Some journeys bloom only a short season. Our quick trip in the Carpathian was only a total of 50 hours – three nights and two days of exploring on bicycles. We met Friday night for the first time in front of the main train station in Kiev.
It was a mixed group of riders – experienced riders with thick powerful legs as well as skinny beginners riding new bikes. We were on a brief journey to the Valley of the Daffodils, but the ride began with an overnight train ride. With our helmets, bags, bikes we piled into the train. Our bicycles were loaded right under the roof of the train compartments over our seats while we stored our gear below the seats. At dinnertime we crowed into one little cabin and spread out our food on a table for all to taste and sample. It was a big buffet with sausage, cheese and bread. I passed out Oreos cookies – American junk food – that I had brought from the United States.

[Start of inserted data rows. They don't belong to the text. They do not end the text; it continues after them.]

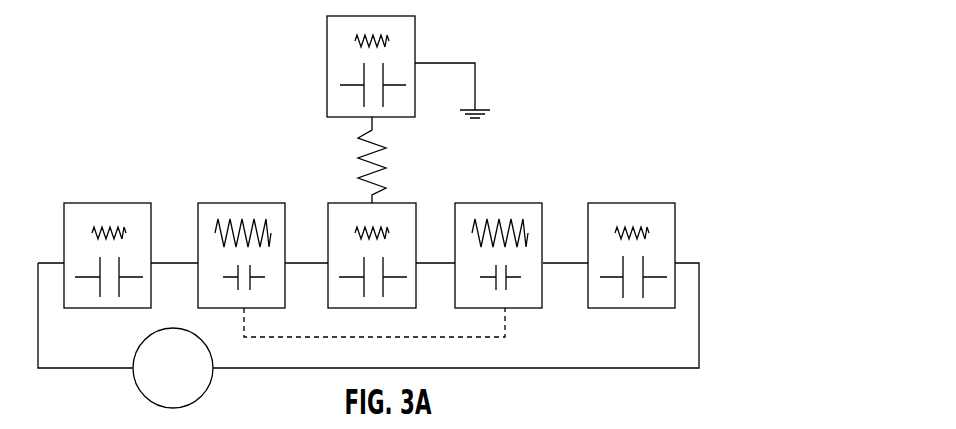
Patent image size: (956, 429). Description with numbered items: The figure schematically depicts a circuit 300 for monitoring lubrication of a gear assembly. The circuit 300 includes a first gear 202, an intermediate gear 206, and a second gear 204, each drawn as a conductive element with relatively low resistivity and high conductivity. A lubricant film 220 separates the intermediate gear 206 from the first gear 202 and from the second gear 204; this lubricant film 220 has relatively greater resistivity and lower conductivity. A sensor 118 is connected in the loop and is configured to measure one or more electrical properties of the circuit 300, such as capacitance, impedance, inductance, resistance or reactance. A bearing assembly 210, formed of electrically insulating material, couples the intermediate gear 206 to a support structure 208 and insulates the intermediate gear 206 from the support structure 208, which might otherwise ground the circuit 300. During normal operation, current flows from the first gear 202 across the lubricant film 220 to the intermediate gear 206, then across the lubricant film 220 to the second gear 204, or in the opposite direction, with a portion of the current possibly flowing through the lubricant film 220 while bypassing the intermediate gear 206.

The sensor 118 is at (159, 379).
The first gear 202 is at (118, 203).
The second gear 204 is at (650, 203).
The intermediate gear 206 is at (406, 203).
The support structure 208 is at (327, 66).
The bearing assembly 210 is at (343, 160).
The lubricant film 220 is at (245, 203).
The circuit 300 is at (566, 131).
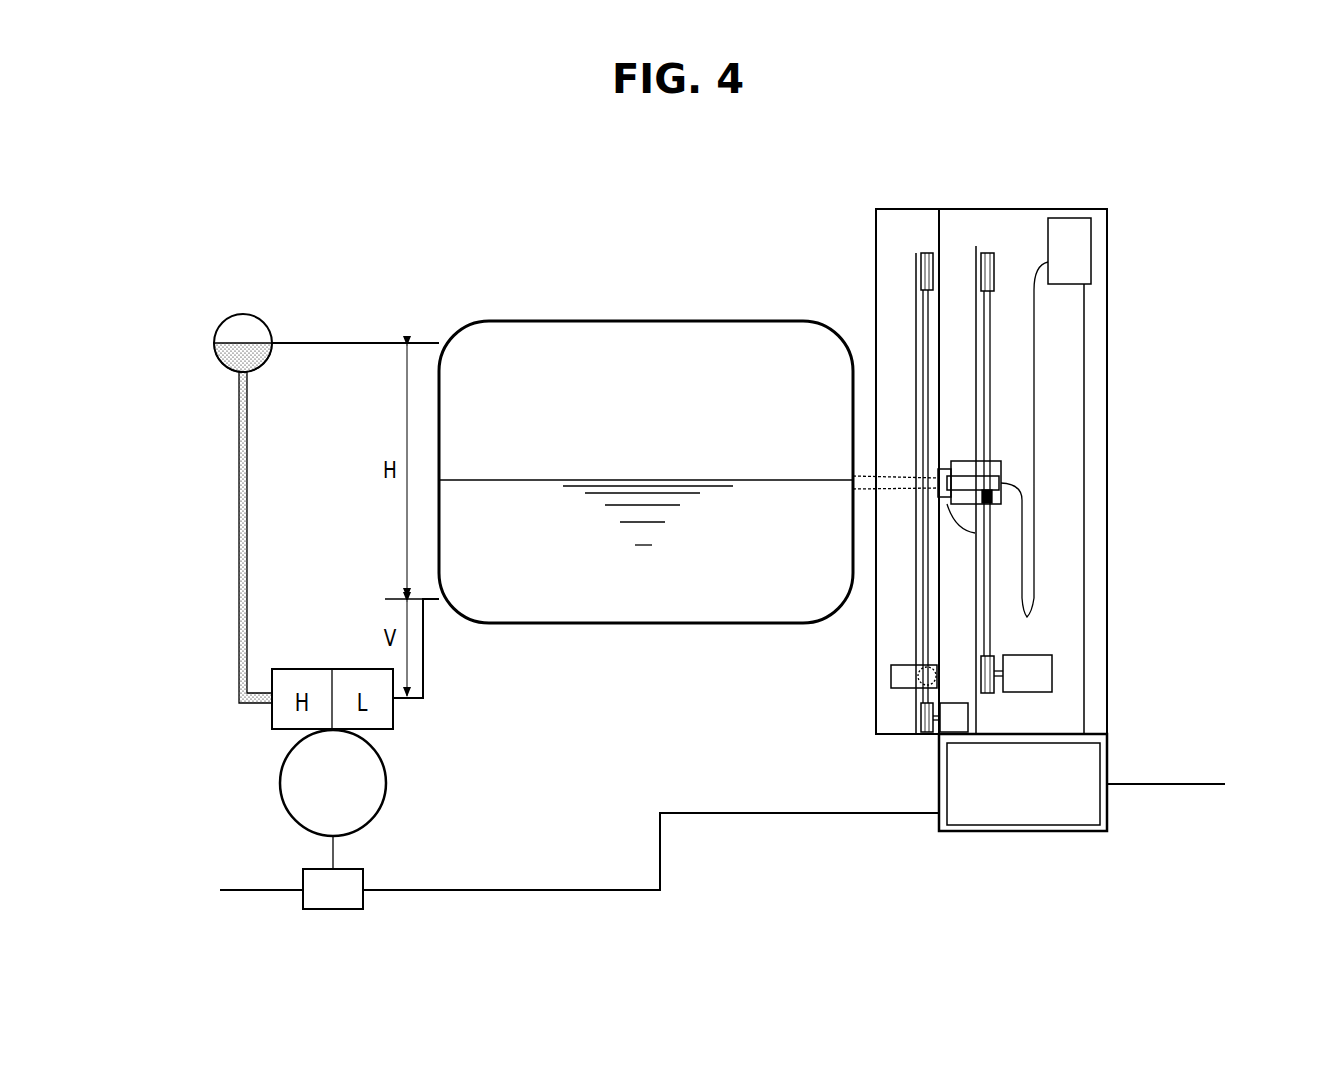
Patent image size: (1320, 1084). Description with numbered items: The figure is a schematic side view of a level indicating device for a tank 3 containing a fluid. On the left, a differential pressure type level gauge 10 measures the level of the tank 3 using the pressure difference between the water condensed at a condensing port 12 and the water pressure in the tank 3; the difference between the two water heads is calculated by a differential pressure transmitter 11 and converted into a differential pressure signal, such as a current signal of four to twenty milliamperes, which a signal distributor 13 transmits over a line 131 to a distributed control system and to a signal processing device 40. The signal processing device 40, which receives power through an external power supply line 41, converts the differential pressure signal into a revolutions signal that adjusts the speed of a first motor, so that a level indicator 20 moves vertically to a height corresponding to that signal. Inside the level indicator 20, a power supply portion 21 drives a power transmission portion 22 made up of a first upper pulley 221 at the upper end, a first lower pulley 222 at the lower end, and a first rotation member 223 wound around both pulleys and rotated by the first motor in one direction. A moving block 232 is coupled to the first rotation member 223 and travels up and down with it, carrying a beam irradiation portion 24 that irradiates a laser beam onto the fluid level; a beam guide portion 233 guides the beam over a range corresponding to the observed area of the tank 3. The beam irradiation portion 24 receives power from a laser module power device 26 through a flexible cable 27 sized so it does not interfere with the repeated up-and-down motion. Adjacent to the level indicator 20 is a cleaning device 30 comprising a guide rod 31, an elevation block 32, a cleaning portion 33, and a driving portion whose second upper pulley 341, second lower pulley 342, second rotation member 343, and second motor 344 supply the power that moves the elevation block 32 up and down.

The tank 3 is at (504, 321).
The differential pressure type level gauge 10 is at (212, 660).
The differential pressure transmitter 11 is at (281, 781).
The condensing port 12 is at (244, 314).
The signal distributor 13 is at (363, 876).
The pipe 131 is at (547, 890).
The level indicator 20 is at (1078, 209).
The power supply portion 21 is at (1052, 672).
The power transmission portion 22 is at (1246, 843).
The first upper pulley 221 is at (994, 270).
The first lower pulley 222 is at (994, 693).
The first rotation member 223 is at (990, 381).
The beam irradiation portion 24 is at (1055, 478).
The moving block 232 is at (1001, 462).
The beam guide portion 233 is at (975, 533).
The laser module power device 26 is at (1091, 252).
The cable 27 is at (1034, 318).
The cleaning device 30 is at (896, 207).
The guide rod 31 is at (917, 368).
The elevation block 32 is at (891, 674).
The cleaning portion 33 is at (920, 665).
The second upper pulley 341 is at (928, 253).
The second lower pulley 342 is at (923, 733).
The second rotation member 343 is at (924, 333).
The second motor 344 is at (953, 720).
The signal processing device 40 is at (1053, 831).
The external power supply line 41 is at (1170, 784).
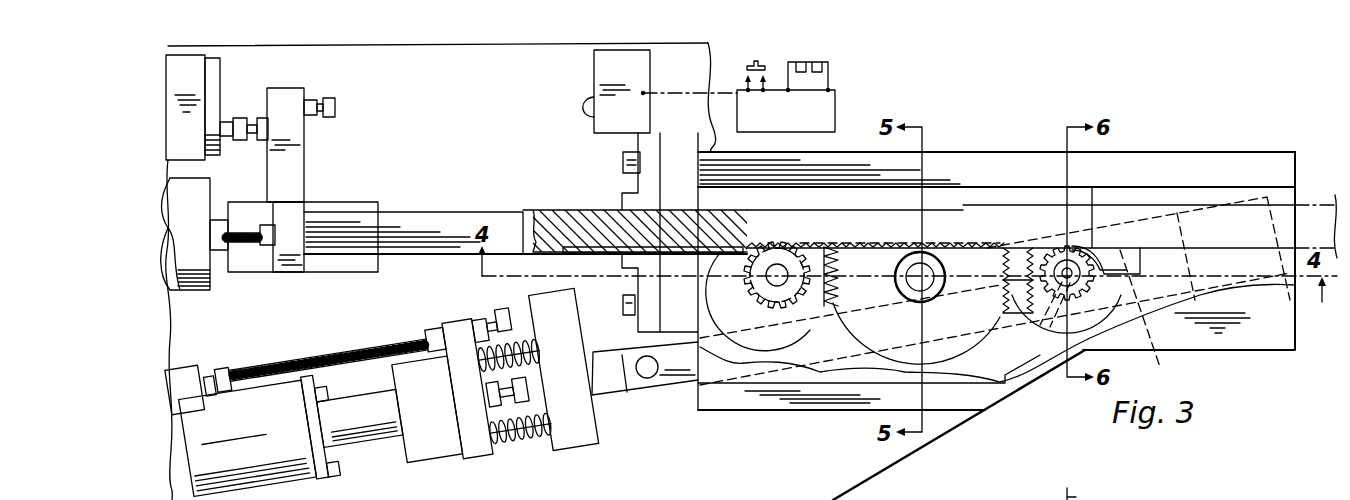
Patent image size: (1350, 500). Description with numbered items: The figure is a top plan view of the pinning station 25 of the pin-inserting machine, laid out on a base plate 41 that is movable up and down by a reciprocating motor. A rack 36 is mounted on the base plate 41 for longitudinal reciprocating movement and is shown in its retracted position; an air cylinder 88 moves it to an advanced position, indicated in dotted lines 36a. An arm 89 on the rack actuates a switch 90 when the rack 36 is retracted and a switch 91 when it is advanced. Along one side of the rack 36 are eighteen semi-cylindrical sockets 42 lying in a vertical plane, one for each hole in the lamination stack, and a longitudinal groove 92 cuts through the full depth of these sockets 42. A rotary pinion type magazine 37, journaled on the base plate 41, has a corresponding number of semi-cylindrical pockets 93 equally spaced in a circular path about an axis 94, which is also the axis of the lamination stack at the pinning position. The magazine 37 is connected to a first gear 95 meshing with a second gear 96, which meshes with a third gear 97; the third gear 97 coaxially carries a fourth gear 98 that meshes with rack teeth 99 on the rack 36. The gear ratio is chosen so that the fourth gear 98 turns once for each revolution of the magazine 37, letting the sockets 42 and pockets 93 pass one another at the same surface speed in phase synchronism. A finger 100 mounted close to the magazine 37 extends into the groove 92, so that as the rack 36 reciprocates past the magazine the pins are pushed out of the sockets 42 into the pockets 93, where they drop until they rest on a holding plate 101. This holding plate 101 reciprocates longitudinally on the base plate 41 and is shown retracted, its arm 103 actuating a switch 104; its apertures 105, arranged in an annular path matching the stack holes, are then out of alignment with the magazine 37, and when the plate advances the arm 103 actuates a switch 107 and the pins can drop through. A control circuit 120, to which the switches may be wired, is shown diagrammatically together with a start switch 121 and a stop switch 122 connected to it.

The pinning station 25 is at (993, 139).
The rack 36 is at (732, 213).
The advanced position of rack 36a is at (1318, 220).
The rotary pinion type magazine 37 is at (1085, 285).
The base plate 41 is at (1228, 345).
The semi-cylindrical sockets 42 is at (904, 276).
The air cylinder 88 is at (194, 288).
The arm 89 is at (300, 153).
The switch 90 is at (212, 88).
The switch 91 is at (643, 81).
The longitudinal groove 92 is at (1005, 247).
The semi-cylindrical pockets 93 is at (1013, 296).
The axis 94 is at (1083, 494).
The first gear 95 is at (1100, 318).
The second gear 96 is at (957, 357).
The third gear 97 is at (787, 328).
The fourth gear 98 is at (750, 288).
The rack teeth 99 is at (776, 213).
The finger 100 is at (1090, 246).
The holding plate 101 is at (1160, 367).
The arm 103 is at (448, 335).
The switch 104 is at (190, 368).
The apertures 105 is at (1046, 318).
The switch 107 is at (572, 315).
The control circuit 120 is at (835, 110).
The start switch 121 is at (747, 69).
The stop switch 122 is at (828, 72).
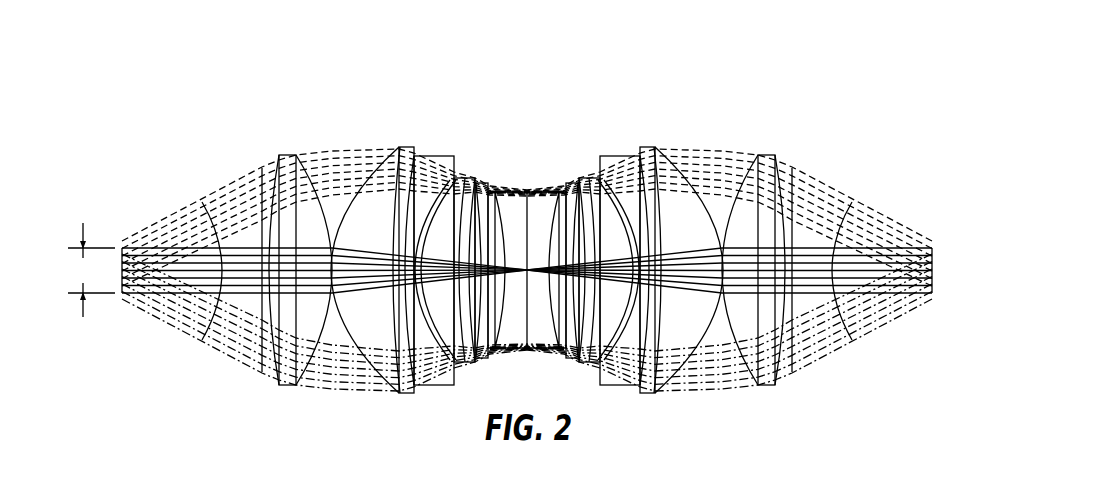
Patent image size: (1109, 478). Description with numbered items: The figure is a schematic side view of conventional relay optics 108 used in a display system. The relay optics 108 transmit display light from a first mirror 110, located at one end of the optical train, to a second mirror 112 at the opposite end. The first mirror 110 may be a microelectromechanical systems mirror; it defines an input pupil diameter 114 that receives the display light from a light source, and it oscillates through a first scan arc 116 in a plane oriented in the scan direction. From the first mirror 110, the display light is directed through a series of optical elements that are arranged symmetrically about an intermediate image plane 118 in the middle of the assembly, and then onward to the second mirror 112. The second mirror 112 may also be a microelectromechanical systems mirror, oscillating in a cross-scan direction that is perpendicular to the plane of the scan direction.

The relay optics 108 is at (688, 135).
The first mirror 110 is at (127, 236).
The second mirror 112 is at (928, 236).
The input pupil diameter 114 is at (91, 270).
The first scan arc 116 is at (215, 296).
The intermediate image plane 118 is at (530, 211).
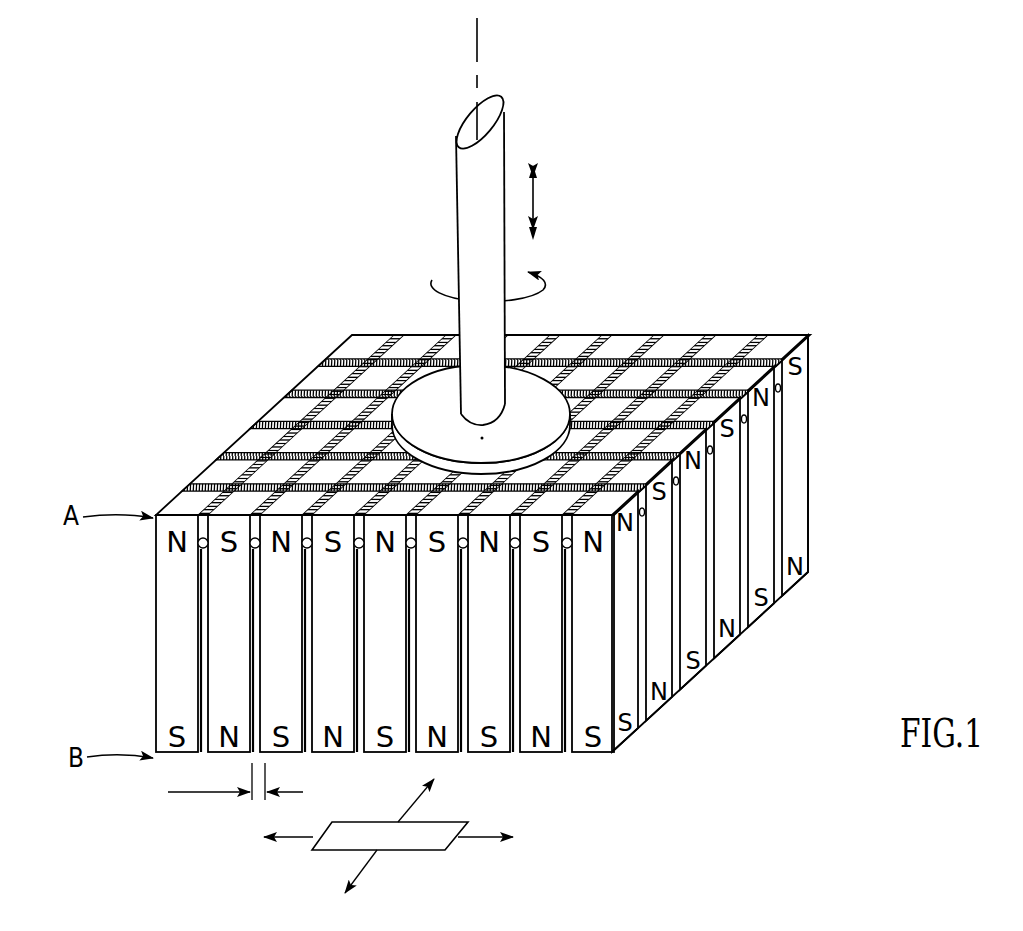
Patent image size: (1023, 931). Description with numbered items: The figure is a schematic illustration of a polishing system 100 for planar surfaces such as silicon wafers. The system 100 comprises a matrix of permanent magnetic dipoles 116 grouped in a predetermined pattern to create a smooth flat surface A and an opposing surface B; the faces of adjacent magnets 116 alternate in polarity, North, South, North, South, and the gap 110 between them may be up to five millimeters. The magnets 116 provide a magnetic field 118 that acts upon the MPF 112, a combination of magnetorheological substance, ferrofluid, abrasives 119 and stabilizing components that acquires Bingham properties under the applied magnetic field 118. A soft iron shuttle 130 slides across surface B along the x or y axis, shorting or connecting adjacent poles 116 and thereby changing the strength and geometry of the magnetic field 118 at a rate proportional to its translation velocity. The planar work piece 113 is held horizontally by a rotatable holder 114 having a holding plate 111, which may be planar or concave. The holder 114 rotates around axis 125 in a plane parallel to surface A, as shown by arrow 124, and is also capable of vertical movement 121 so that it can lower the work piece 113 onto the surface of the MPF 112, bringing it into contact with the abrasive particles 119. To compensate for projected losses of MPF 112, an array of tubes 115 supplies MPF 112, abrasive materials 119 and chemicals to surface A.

The polishing system 100 is at (802, 160).
The gap 110 is at (235, 781).
The holding plate 111 is at (532, 383).
The MPF (magnetic polishing fluid) 112 is at (228, 455).
The work piece 113 is at (638, 383).
The rotatable holder (chuck) 114 is at (442, 207).
The array of tubes 115 is at (200, 548).
The permanent magnetic dipoles 116 is at (172, 637).
The magnetic field 118 is at (277, 422).
The abrasives 119 is at (307, 391).
The vertical movement 121 is at (557, 202).
The arrow 124 is at (513, 285).
The axis 125 is at (505, 79).
The soft iron shuttle 130 is at (400, 852).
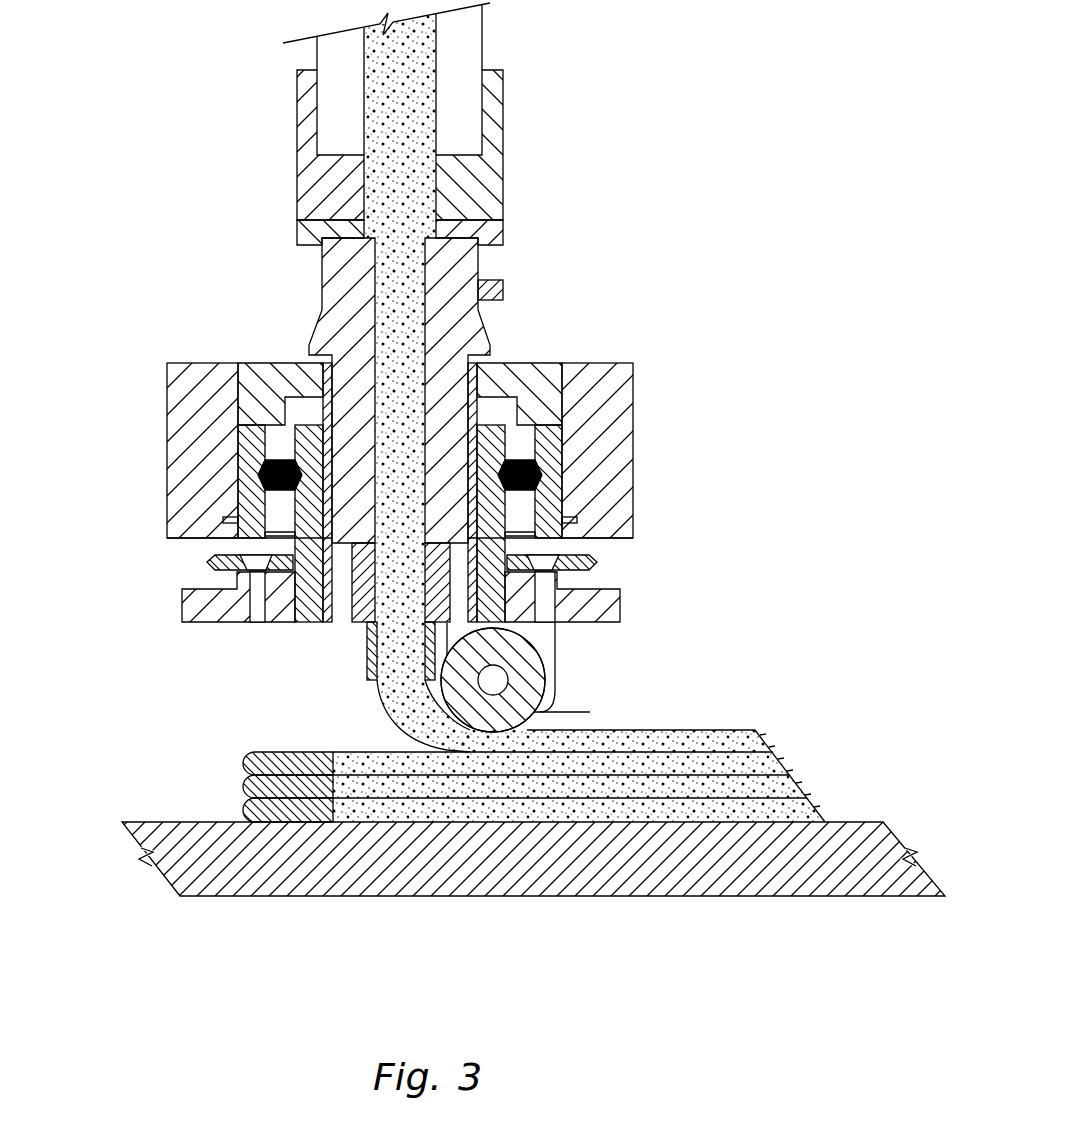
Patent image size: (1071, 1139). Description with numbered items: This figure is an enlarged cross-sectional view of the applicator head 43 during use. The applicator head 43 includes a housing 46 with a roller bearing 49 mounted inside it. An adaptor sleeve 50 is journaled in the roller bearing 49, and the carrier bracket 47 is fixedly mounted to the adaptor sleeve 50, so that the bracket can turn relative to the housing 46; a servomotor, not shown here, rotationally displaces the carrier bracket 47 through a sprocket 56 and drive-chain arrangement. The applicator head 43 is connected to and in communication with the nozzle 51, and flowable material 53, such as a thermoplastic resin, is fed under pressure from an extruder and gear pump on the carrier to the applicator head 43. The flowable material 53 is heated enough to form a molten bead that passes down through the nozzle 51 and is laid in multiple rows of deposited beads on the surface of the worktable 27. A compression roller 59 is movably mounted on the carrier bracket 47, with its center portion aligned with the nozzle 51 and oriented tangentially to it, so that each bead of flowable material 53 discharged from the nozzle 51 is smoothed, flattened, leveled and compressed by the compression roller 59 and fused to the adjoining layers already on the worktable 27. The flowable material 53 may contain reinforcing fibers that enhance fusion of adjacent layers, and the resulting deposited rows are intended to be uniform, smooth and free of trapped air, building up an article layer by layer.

The worktable 27 is at (173, 822).
The applicator head 43 is at (634, 492).
The housing 46 is at (167, 440).
The carrier bracket 47 is at (167, 607).
The roller bearing 49 is at (555, 445).
The adaptor sleeve 50 is at (340, 592).
The nozzle 51 is at (367, 668).
The flowable material 53 is at (388, 716).
The sprocket 56 is at (598, 560).
The compression roller 59 is at (588, 712).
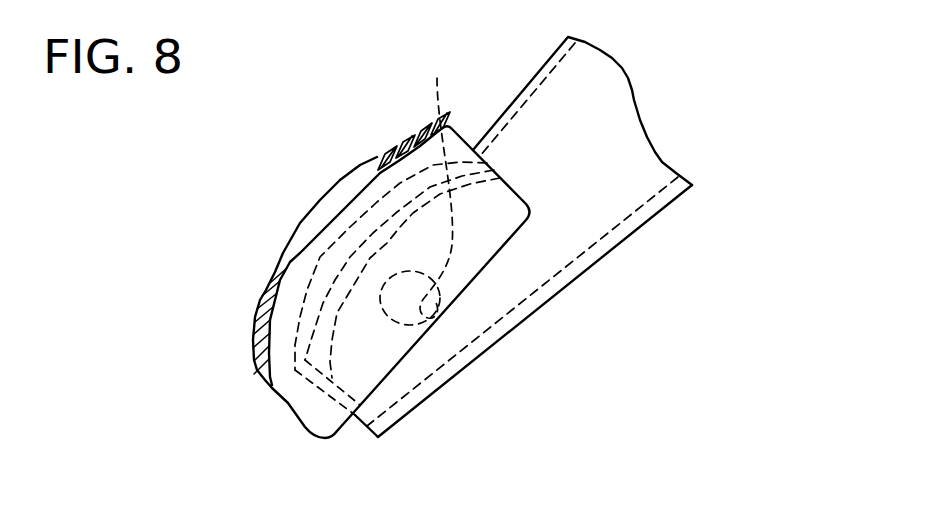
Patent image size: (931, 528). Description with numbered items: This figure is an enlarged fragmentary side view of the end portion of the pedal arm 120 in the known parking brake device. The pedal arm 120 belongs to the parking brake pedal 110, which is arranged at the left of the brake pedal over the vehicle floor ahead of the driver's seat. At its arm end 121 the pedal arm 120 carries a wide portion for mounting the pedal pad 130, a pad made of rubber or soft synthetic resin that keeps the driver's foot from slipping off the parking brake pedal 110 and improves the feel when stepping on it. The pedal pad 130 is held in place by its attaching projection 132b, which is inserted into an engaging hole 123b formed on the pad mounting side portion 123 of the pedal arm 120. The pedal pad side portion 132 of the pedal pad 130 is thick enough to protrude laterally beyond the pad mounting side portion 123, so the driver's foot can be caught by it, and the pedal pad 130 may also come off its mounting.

The parking brake pedal 110 is at (593, 290).
The pedal arm 120 is at (670, 212).
The arm end 121 is at (426, 403).
The pad mounting side portion 123 is at (440, 347).
The engaging hole 123b is at (440, 300).
The pedal pad 130 is at (286, 219).
The pedal pad side portion 132 is at (373, 273).
The attaching projection 132b is at (437, 179).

One of the real treats on the train was the hot tea, served by a train conductor with a clean white shirt and proper hat. Luxury in the overnight train: tea served in a real glass with a silvery holder. No cheap plastic cups here. As it began to get dark, we laid out our beds and fell asleep. The train rocked us slowly back and forth as we passed unknown villages and towns on our way to the Carpathians.
Saturday began quietly on the overnight train. My compartment was still snoring loudly (dreaming of pancakes). Alex woke up after me and peered out the window. We were already in the Carpathians. Green hills rolled by as the train snaked down valleys and through tunnels. When we were 30 minutes from our stop, everyone was awake, dressed and in a hurry. We only had 6 minutes to get all of our bikes, bags and butts off the train. But we made it and soon reassembled our bikes. I put on my egghead bicycle helmet and was ready to go.
We rode in sunshine, passing bulls, goats, horse-drawn wagons, fast new cars and old soviet models. We saw churches, monasteries and old and new houses. One young boy we waved at was texting on a mobile phone while watching his cow munch on grass. At one crossroads in a small town, farmers sold seedlings to the locals for planting in their gardens. Being the growing season, gardens were being put in all along the road in fields we rode by. Entire families were digging in the dirt, planting and pruning.
Each little village we passed through had one thing in common: monuments to soldiers who died in World War II. Plastic flowers at the foot of each memorial kept the memory of the dead artificially but eternally alive. The country road was a blend of rust and fresh paint. Some of the homes were either new or at least redone on the outside. Most of the signs welcoming visitors entering the villages were rusting. Some of the more experienced riders showed off their fancy riding skills, smiling while riding with only one hand.
We rode up and down hills, around bends and finally found a little hidden spot to eat our lunches and take a rest. I wasn’t tired but I did lie down and rest my eyes. Climbing on our bikes again and after another hour stretch, we made it to the Valley of the Daffodils. It’s a protected nature park where daffodils grow like waves in the ocean. A few islands were built, so visitors can come and get their pictures taken standing in the middle of the blossoms. After getting a few pictures ourselves, we continued down the road, riding through and around 213 potholes that were connected by a street to make it to our hotel for the night.
The hotel was cozy with a sauna, pool, bar and restaurant I was happy with a bowl of bourch, a soupy Ukrainian dish that was very tomato-ish.
Sunday the weather changed, and I know why. Someone forgot to bribe God. Thus, in contrast to our trip on Saturday – sunshine, smiles and happiness – we rode 65 kilometers on Sunday in the rain and cold. Even the cows laughed at us. We also had two flat tires (one of the flat tires being mine). We took a couple of tea breaks to warm up along the way. We rode on Sunday to beat the wind rain and hills, and several of the cars that passed us, honked their horns, encouraging us on. Finally we reached town and gave a few yells of joy. We were victorious against ourselves and our desire to. Our reward was a little restaurant – actually part of a hotel – that had a little sauna we could use to warm up in.
It was early Sunday evening and time to head to the train station. A few hours later we were dry and comfortable, riding back through the mountains on the overnight train back to Kiev. With a little hot tea we were soon fast asleep. Awaking the next day, back in the big city, we unloaded our gear from the train, said our goodbyes and went back to our respective jobs, friends, lives and routines.
It was a quick ride: A daffodil that revealed its color and scent for a few hours. Such actual moments are always short, but the memories can bloom forever.